Most of Cairo's art galleries are tucked away in the shady streets of Zamalek, taking sanctuary on the quieter side of town to examine the delicacies of Cairo's visual art scene. Mashrabia Gallery, on the other hand, sits just off from the Egyptian Museum in Downtown. This month, the gallery has taken another step closer into the darkest depths of the city centre with new exhibition, 'Journey Around my Living Room' by Hala Elkoussy, which takes a camera lens to the gritty intricacies of Downtown.

The exhibition's creation in the spring of 2012 was an attempt to draw the world's eyes away from the abrasive images of this city in the media, and refocus attention on the overlooked nooks of calm. Entering the exhibition, visitors will find a wardrobe with its three thick wooden doors left ajar, as if it's just been ransacked and abandoned in a flustered hurry. Peeking inside the doors, we found a jumble of forgotten junk; stacks of newspapers, hand-written notes and sepia photos are the most discernable. This introduction to the exhibition serves to remind viewers that they are entering a personal and subjective interpretation of a city and a home.

On Elkoussy's journeys around Downtown as a street photographer, the artist attempted to capture the area in all its ramshackle glory; although the objects pictured are often broken, they retain dignity and beauty in their serene composition.

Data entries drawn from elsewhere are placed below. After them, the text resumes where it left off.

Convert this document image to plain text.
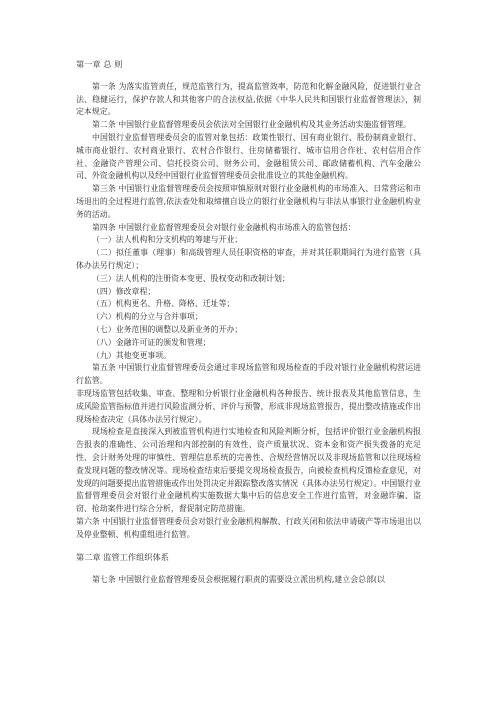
第一章 总 则

第一条 为落实监管责任，规范监管行为，提高监管效率，防范和化解金融风险，促进银行业合法、稳健运行，保护存款人和其他客户的合法权益,依据《中华人民共和国银行业监督管理法》，制定本规定。

第二条 中国银行业监督管理委员会依法对全国银行业金融机构及其业务活动实施监督管理。

中国银行业监督管理委员会的监管对象包括：政策性银行、国有商业银行、股份制商业银行、城市商业银行、农村商业银行、农村合作银行、住房储蓄银行、城市信用合作社、农村信用合作社、金融资产管理公司、信托投资公司、财务公司、金融租赁公司、邮政储蓄机构、汽车金融公司、外资金融机构以及经中国银行业监督管理委员会批准设立的其他金融机构。

第三条 中国银行业监督管理委员会按照审慎原则对银行业金融机构的市场准入、日常营运和市场退出的全过程进行监管,依法查处和取缔擅自设立的银行业金融机构与非法从事银行业金融机构业务的活动。

第四条 中国银行业监督管理委员会对银行业金融机构市场准入的监管包括：

（一）法人机构和分支机构的筹建与开业；

（二）拟任董事（理事）和高级管理人员任职资格的审查，并对其任职期间行为进行监管（具体办法另行规定）；

（三）法人机构的注册资本变更、股权变动和改制计划；

（四）修改章程；

（五）机构更名、升格、降格、迁址等；

（六）机构的分立与合并事项；

（七）业务范围的调整以及新业务的开办；

（八）金融许可证的颁发和管理；

（九）其他变更事项。

第五条 中国银行业监督管理委员会通过非现场监管和现场检查的手段对银行业金融机构营运进行监管。

非现场监管包括收集、审查、整理和分析银行业金融机构各种报告、统计报表及其他监管信息，生成风险监管指标值并进行风险监测分析、评价与预警，形成非现场监管报告，提出整改措施或作出现场检查决定（具体办法另行规定）。

现场检查是直接深入到被监管机构进行实地检查和风险判断分析，包括评价银行业金融机构报告报表的准确性、公司治理和内部控制的有效性、资产质量状况、资本金和资产损失拨备的充足性、会计财务处理的审慎性、管理信息系统的完善性、合规经营情况以及非现场监管和以往现场检查发现问题的整改情况等。现场检查结束后要提交现场检查报告，向被检查机构反馈检查意见，对发现的问题要提出监管措施或作出处罚决定并跟踪整改落实情况（具体办法另行规定）。中国银行业监督管理委员会对银行业金融机构实施数据大集中后的信息安全工作进行监管，对金融诈骗、盗窃、抢劫案件进行综合分析，督促制定防范措施。

第六条 中国银行业监督管理委员会对银行业金融机构解散、行政关闭和依法申请破产等市场退出以及停业整顿、机构重组进行监管。

第二章 监管工作组织体系

第七条 中国银行业监督管理委员会根据履行职责的需要设立派出机构,建立会总部(以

Anyone who is even a little bit familiar with the intricacies of Egyptian culture will recognise the images displayed, as most depict common domestic imagery found throughout Egypt, such as abandoned chairs, the patterned oilcloth of street café tables and stray dogs. There are also a few shots that pay homage to hidden gems of the city such as its embattled plant life or detailed embellishments on a chair frame, all signifying the dusty beauty of the area.

All the objects have an antique, almost sepia hue to them, which represents Downtown perfectly. The show makes no mention of popular spots, the booming nightlife or the many cafés that have undeniably become part of the city. The artist instead presents a version of Downtown through sentimental remembrance, eternalised in a shabby-chic faded memory; one that cannot comprehend its current modernity.

In another city, this show would pit a powerful punch to those of us prone to nostalgia, but in the very city it represents, it's a refreshing readjustment of our perception of Downtown. The exhibition reminds us that we sometimes need a different perspective to fully appreciate the city in which we live. The crux of this exhibition is its ability to put down on paper the parts of Downtown which we catch in the corner of our eye, but don't focus on amid the clatter of human life, traffic and a revolution. Cairo is near impossible to distil into a frozen image, but the attempts to do so here remind us to take a step back, and apply a keener eye to what lies below the overt commotion.